Things just get worse when you add a separator. A cyclone can add between 2.25" and 7" of resistance and a garbage can separator can add 4.5” of resistance. It takes at least 3/4 more horsepower and about 1.5" of extra impeller wheel size to overcome that resistance. This means the smallest viable cyclone that is moved from machine to machine with no ducting needs to be a 3.5 horsepower motor turning a 14" impeller. Our induction motors normally only come in 3 or 5 horsepower sizes and 3 hp is too small. This is why I consistently recommend using a 5 hp. That extra horsepower lets us turn a 15” diameter impeller which means we move more air and that makes our system more effective. Adding almost any ducting or even a dirty filter leaves a smaller unit badly air starved. Air starved means the impeller and motor are loafing unable to get the air they need to work at full efficiency. In terms of dollars and sense it is faster, easier and less costly to buy the right impeller and motor for your cyclone plus either build or buy a good blower housing. Most find they really need a full 5 hp motor turning a 15” impeller to power a cyclone and take care of a typical two car garage sized shop and get really good fine dust collection.

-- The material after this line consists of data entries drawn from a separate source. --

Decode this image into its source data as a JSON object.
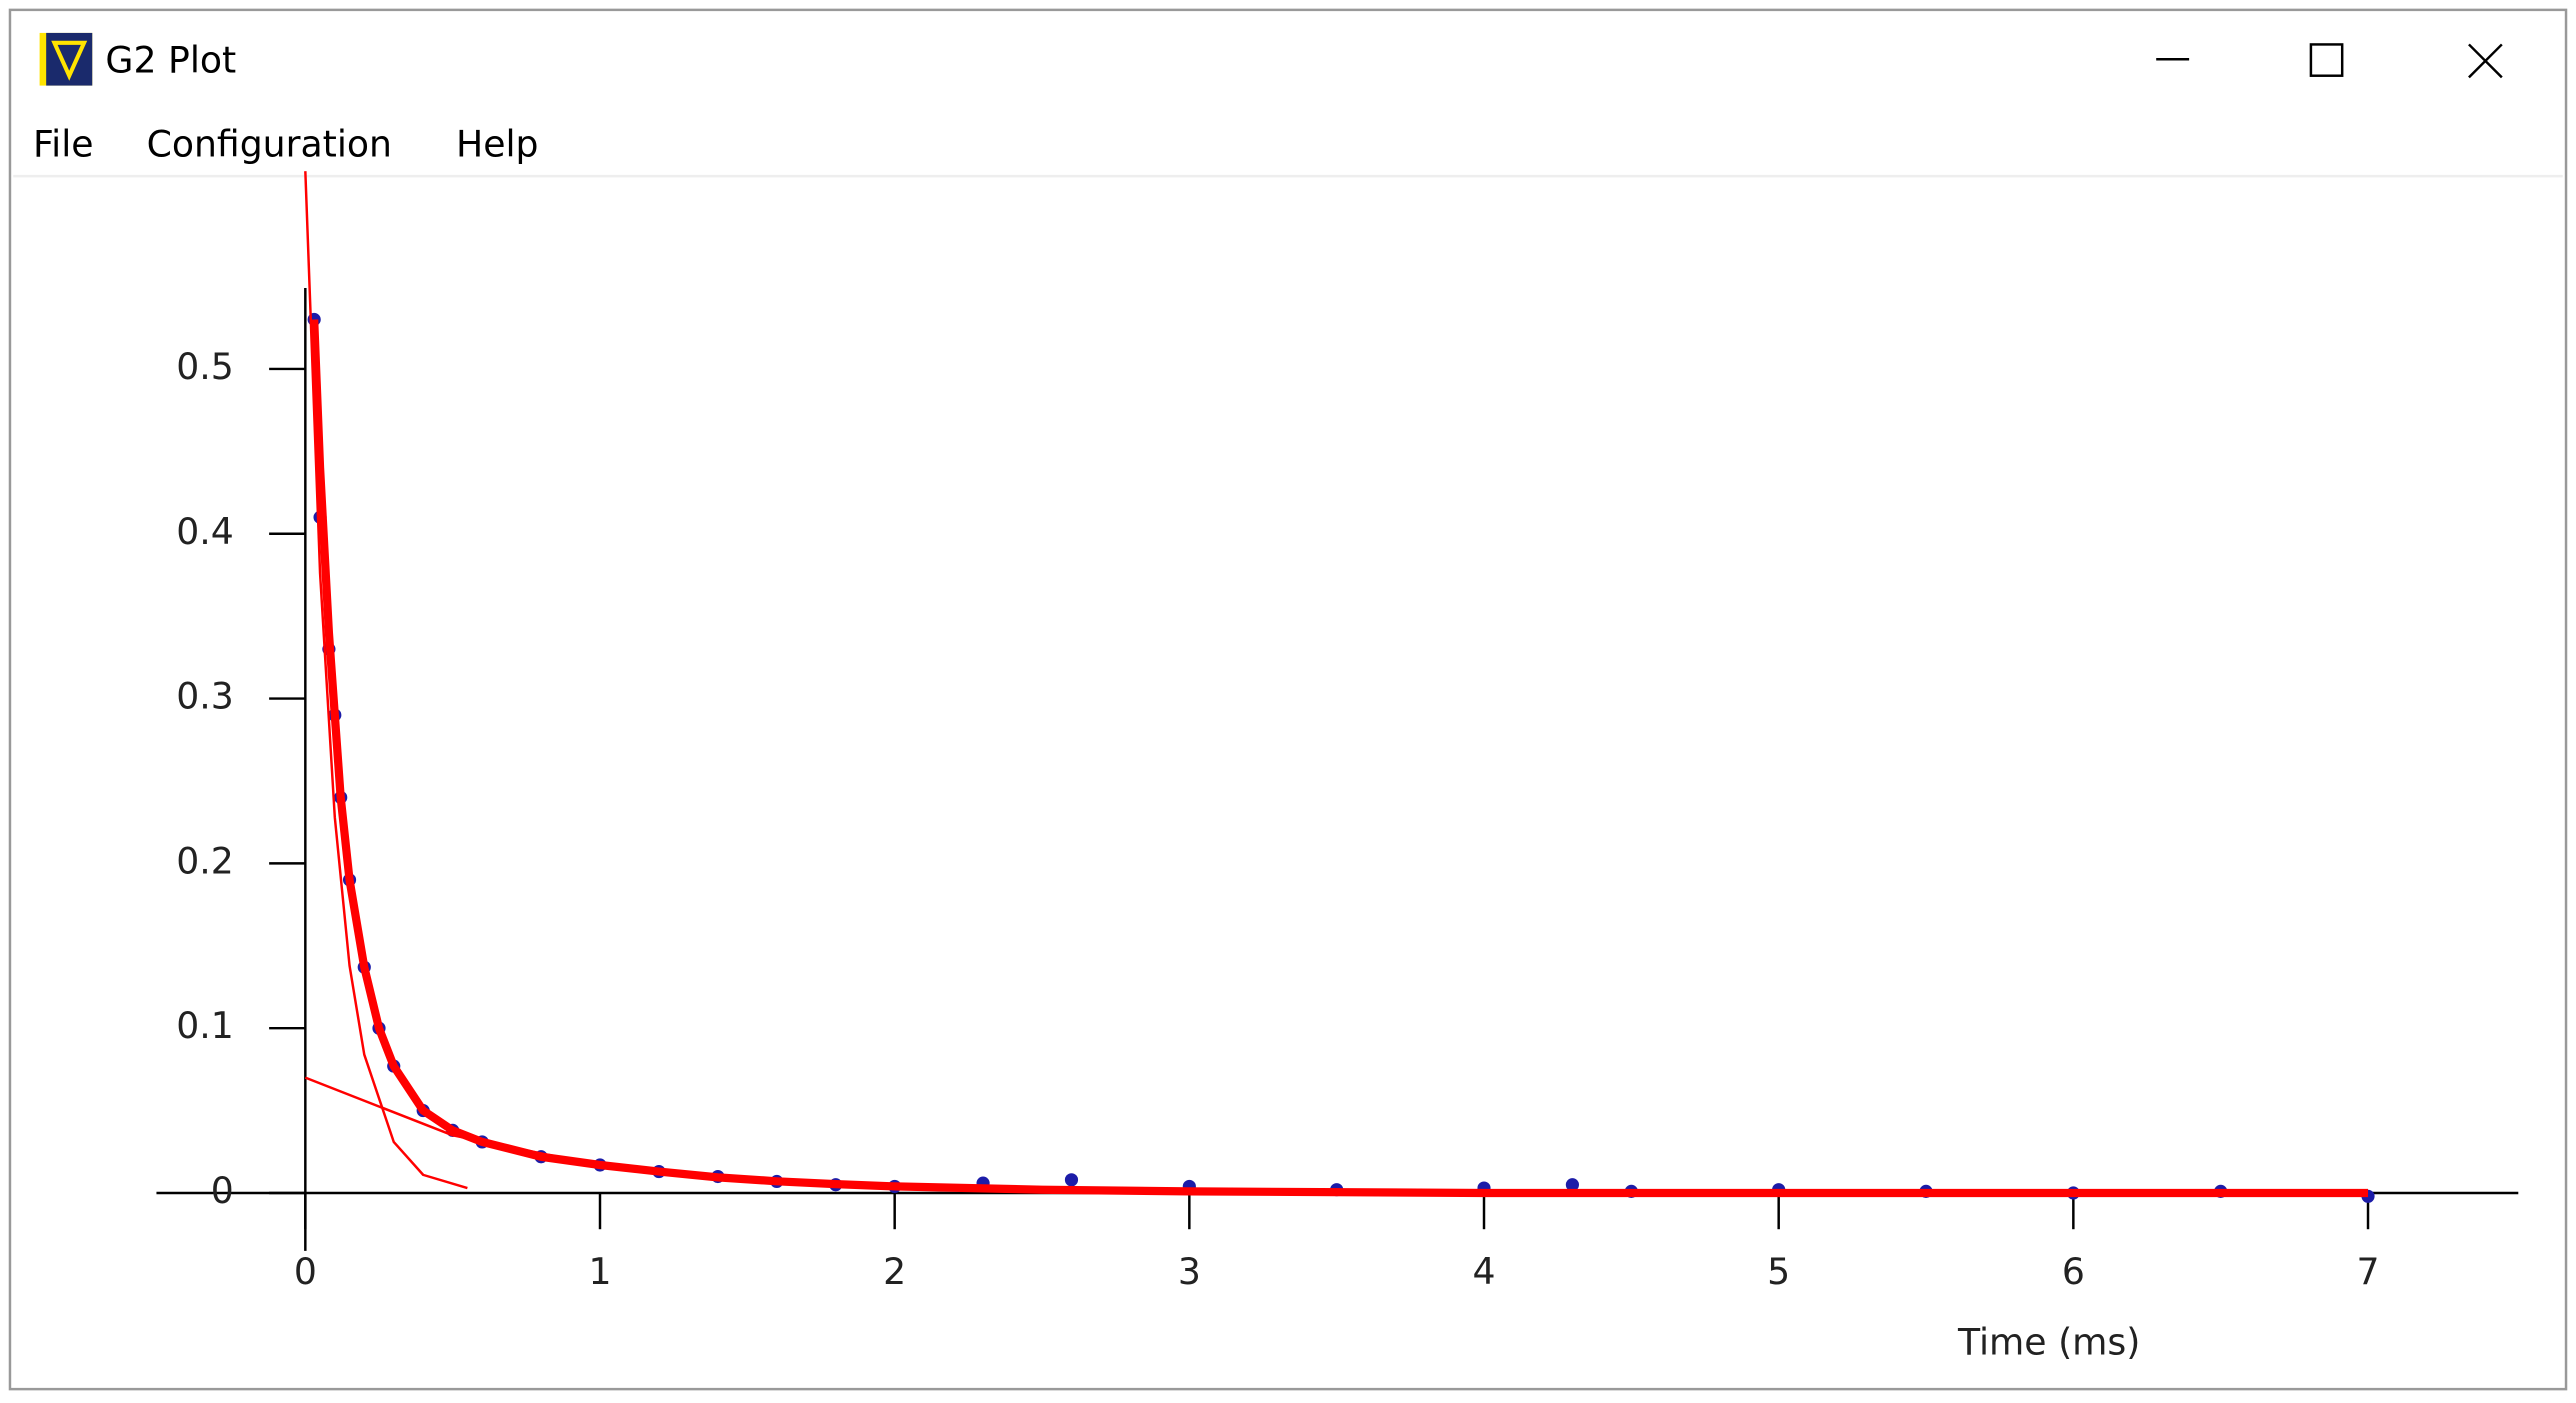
{
  "window": {
    "title": "G2 Plot",
    "menu": [
      "File",
      "Configuration",
      "Help"
    ]
  },
  "chart_data": {
    "type": "scatter",
    "xlabel": "Time (ms)",
    "xlim": [
      -0.98,
      7.51
    ],
    "ylim": [
      -0.115,
      0.616
    ],
    "xticks": [
      0,
      1,
      2,
      3,
      4,
      5,
      6,
      7
    ],
    "yticks": [
      0,
      0.1,
      0.2,
      0.3,
      0.4,
      0.5
    ],
    "series": [
      {
        "type": "scatter",
        "color": "#1c1ca8",
        "x": [
          0.03,
          0.05,
          0.08,
          0.1,
          0.12,
          0.15,
          0.2,
          0.25,
          0.3,
          0.4,
          0.5,
          0.6,
          0.8,
          1.0,
          1.2,
          1.4,
          1.6,
          1.8,
          2.0,
          2.3,
          2.6,
          3.0,
          3.5,
          4.0,
          4.3,
          4.5,
          5.0,
          5.5,
          6.0,
          6.5,
          7.0
        ],
        "values": [
          0.53,
          0.41,
          0.33,
          0.29,
          0.24,
          0.19,
          0.137,
          0.1,
          0.077,
          0.05,
          0.038,
          0.031,
          0.022,
          0.017,
          0.013,
          0.01,
          0.007,
          0.005,
          0.004,
          0.006,
          0.008,
          0.004,
          0.002,
          0.003,
          0.005,
          0.001,
          0.002,
          0.001,
          0.0,
          0.001,
          -0.002
        ]
      },
      {
        "type": "line",
        "color": "#ff0000",
        "width": 5,
        "x": [
          0.03,
          0.05,
          0.08,
          0.1,
          0.12,
          0.15,
          0.2,
          0.25,
          0.3,
          0.4,
          0.5,
          0.6,
          0.8,
          1.0,
          1.2,
          1.4,
          1.6,
          1.8,
          2.0,
          2.5,
          3.0,
          4.0,
          5.0,
          6.0,
          7.0
        ],
        "values": [
          0.53,
          0.44,
          0.34,
          0.29,
          0.24,
          0.19,
          0.137,
          0.1,
          0.077,
          0.05,
          0.038,
          0.031,
          0.022,
          0.017,
          0.013,
          0.0095,
          0.0071,
          0.0054,
          0.004,
          0.002,
          0.001,
          0.0,
          0.0,
          0.0,
          0.0
        ]
      },
      {
        "type": "line",
        "color": "#ff0000",
        "width": 1.5,
        "x": [
          0,
          0.05,
          0.1,
          0.15,
          0.2,
          0.3,
          0.4,
          0.55
        ],
        "values": [
          0.62,
          0.376,
          0.228,
          0.138,
          0.084,
          0.031,
          0.011,
          0.003
        ]
      },
      {
        "type": "line",
        "color": "#ff0000",
        "width": 1.5,
        "x": [
          0,
          0.5,
          1.0,
          1.5,
          2.0,
          2.5
        ],
        "values": [
          0.07,
          0.035,
          0.0168,
          0.008,
          0.004,
          0.002
        ]
      }
    ]
  }
}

After enough requests, I got serious about finding an impeller maker willing to supply top quality direct drive impellers that we can use to more optimally power our cyclones. I tried a number of firms with varying degrees of success. The aluminum impellers I got from the top blower maker in the U.S. had problems sliding down shafts and breaking when hit with stuff. The first couple of impeller makers I tried did not exercise good care in making their impellers, plus their preparation for shipping was dismal. Too many impellers arrived out of balance and with shipping damage. I share various suppliers for motors, impellers, and filters. Electric Motor Warehouse also provides these same motors at excellent prices. My cousin and I did considerable testing and settled on recommending a 15” diameter impeller driven by a 5 hp Leeson motor for one and two car garage sized shops and a 16” impeller for the larger shops that only use one tool at a time.